Au travers de la sécurité informatique (ou cybersécurité) : respecter les formalités juridiques mais laisser les données, personnelles ou non, « aspirables » de manière plus ou moins détectable par des « hackers » est un risque grave. Il offre à des concurrents, adversaires, criminels ou autres la possibilité de réutiliser ces informations contre les entreprises et, in extenso, les citoyens concernés. Il faut connaître son architecture, ses points de faiblesses (dont les ports ouverts), sa méthode de chiffrage (symétrique, asymétrique) etc.

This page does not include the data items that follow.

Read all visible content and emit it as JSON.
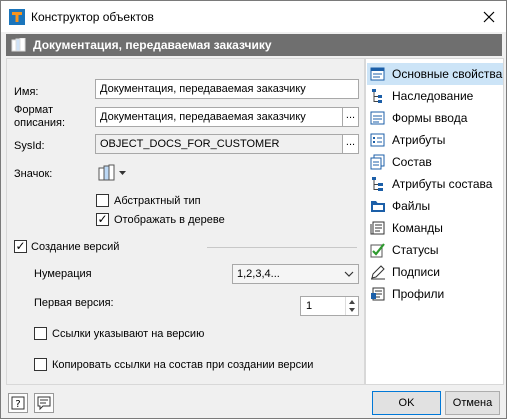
{
  "window": {
    "title": "Конструктор объектов"
  },
  "header": {
    "title": "Документация, передаваемая заказчику"
  },
  "form": {
    "name_label": "Имя:",
    "name_value": "Документация, передаваемая заказчику",
    "format_label_1": "Формат",
    "format_label_2": "описания:",
    "format_value": "Документация, передаваемая заказчику",
    "ellipsis": "...",
    "sysid_label": "SysId:",
    "sysid_value": "OBJECT_DOCS_FOR_CUSTOMER",
    "icon_label": "Значок:",
    "abstract_label": "Абстрактный тип",
    "abstract_checked": false,
    "show_tree_label": "Отображать в дереве",
    "show_tree_checked": true,
    "versions_label": "Создание версий",
    "versions_checked": true,
    "numbering_label": "Нумерация",
    "numbering_value": "1,2,3,4...",
    "first_version_label": "Первая версия:",
    "first_version_value": "1",
    "links_to_version_label": "Ссылки указывают на версию",
    "links_to_version_checked": false,
    "copy_links_label": "Копировать ссылки на состав при создании версии",
    "copy_links_checked": false
  },
  "nav": {
    "items": [
      {
        "label": "Основные свойства",
        "icon": "properties-icon",
        "active": true
      },
      {
        "label": "Наследование",
        "icon": "inheritance-icon",
        "active": false
      },
      {
        "label": "Формы ввода",
        "icon": "input-forms-icon",
        "active": false
      },
      {
        "label": "Атрибуты",
        "icon": "attributes-icon",
        "active": false
      },
      {
        "label": "Состав",
        "icon": "composition-icon",
        "active": false
      },
      {
        "label": "Атрибуты состава",
        "icon": "composition-attributes-icon",
        "active": false
      },
      {
        "label": "Файлы",
        "icon": "files-icon",
        "active": false
      },
      {
        "label": "Команды",
        "icon": "commands-icon",
        "active": false
      },
      {
        "label": "Статусы",
        "icon": "statuses-icon",
        "active": false
      },
      {
        "label": "Подписи",
        "icon": "signatures-icon",
        "active": false
      },
      {
        "label": "Профили",
        "icon": "profiles-icon",
        "active": false
      }
    ]
  },
  "footer": {
    "ok_label": "OK",
    "cancel_label": "Отмена"
  },
  "colors": {
    "header_bg": "#6f6f6f",
    "nav_active": "#cce4f7",
    "accent": "#0078d7"
  }
}
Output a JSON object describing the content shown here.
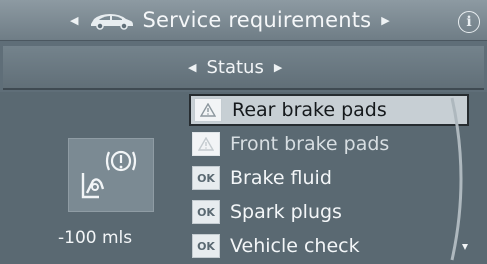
{
  "header": {
    "title": "Service requirements",
    "info_label": "i",
    "icon": "car-icon"
  },
  "subheader": {
    "title": "Status"
  },
  "left_panel": {
    "icon": "brake-warning-icon",
    "mileage": "-100 mls"
  },
  "list": {
    "items": [
      {
        "label": "Rear brake pads",
        "status": "warning",
        "badge": "",
        "selected": true
      },
      {
        "label": "Front brake pads",
        "status": "warning-dim",
        "badge": "",
        "selected": false
      },
      {
        "label": "Brake fluid",
        "status": "ok",
        "badge": "OK",
        "selected": false
      },
      {
        "label": "Spark plugs",
        "status": "ok",
        "badge": "OK",
        "selected": false
      },
      {
        "label": "Vehicle check",
        "status": "ok",
        "badge": "OK",
        "selected": false
      }
    ]
  },
  "colors": {
    "background": "#5f6e78",
    "selection": "#c7cfd4",
    "ok_badge": "#e7ecef"
  }
}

Au travers des pratiques des métiers via les techniques de la gestion de projet : la protection des données n’est pas un livre de cuisine imposant des modifications indolores aux entreprises. Il faut donc que les personnes dont le métier est directement impliqué collaborent activement à la mise en conformité de leurs pratiques pour atteindre des objectifs équilibrés. En effet, ces objectifs ne doivent pas entraîner de perturbations ingérables de leurs modes de travail.

4. Une démarche aux multiples effets vertueux

Après une phase « d’ Eden » de la révolution numérique, et le basculement de la quasi-totalité des entreprises dans un fonctionnement partiellement ou totalement dématérialisé, l’heure est aujourd’hui au retour à la raison. C’est ce que le RGPD et les normes sécuritaire imposent.

C’est un chapitre salutaire qui offre aux entreprises européennes une indépendance et une meilleure protection des personnes concernées, voire des secrets de fabriques de l’entreprise. En effet, la transition numérique est en ce moment même une lutte géopolitique qui déterminera les décideurs des satellites. A ce jeu-là, les USA et la Chine ont la part belle, bénéficiant pour le moment des expertises et des infrastructures les plus développées. Cependant, la partie est loin d’être perdue : vont s’enchaîner les technologies issues de l’intelligence artificielle, de l’informatique quantique et bien évidemment de la célèbre blockchain.

La souveraineté numérique européenne commence aujourd’hui, plaçant son originalité dans une économie numérique sécurisée et respectueuse des droits des personnes. Ce n’est pas un désavantage économique : c’est un plus qui ne manquera pas de séduire les investisseurs asiatiques et outre-atlantiques qui, eux aussi, ne voient pas tous d’un mauvais œil la chance de bénéficier d’outils respectueux de leur vie privée.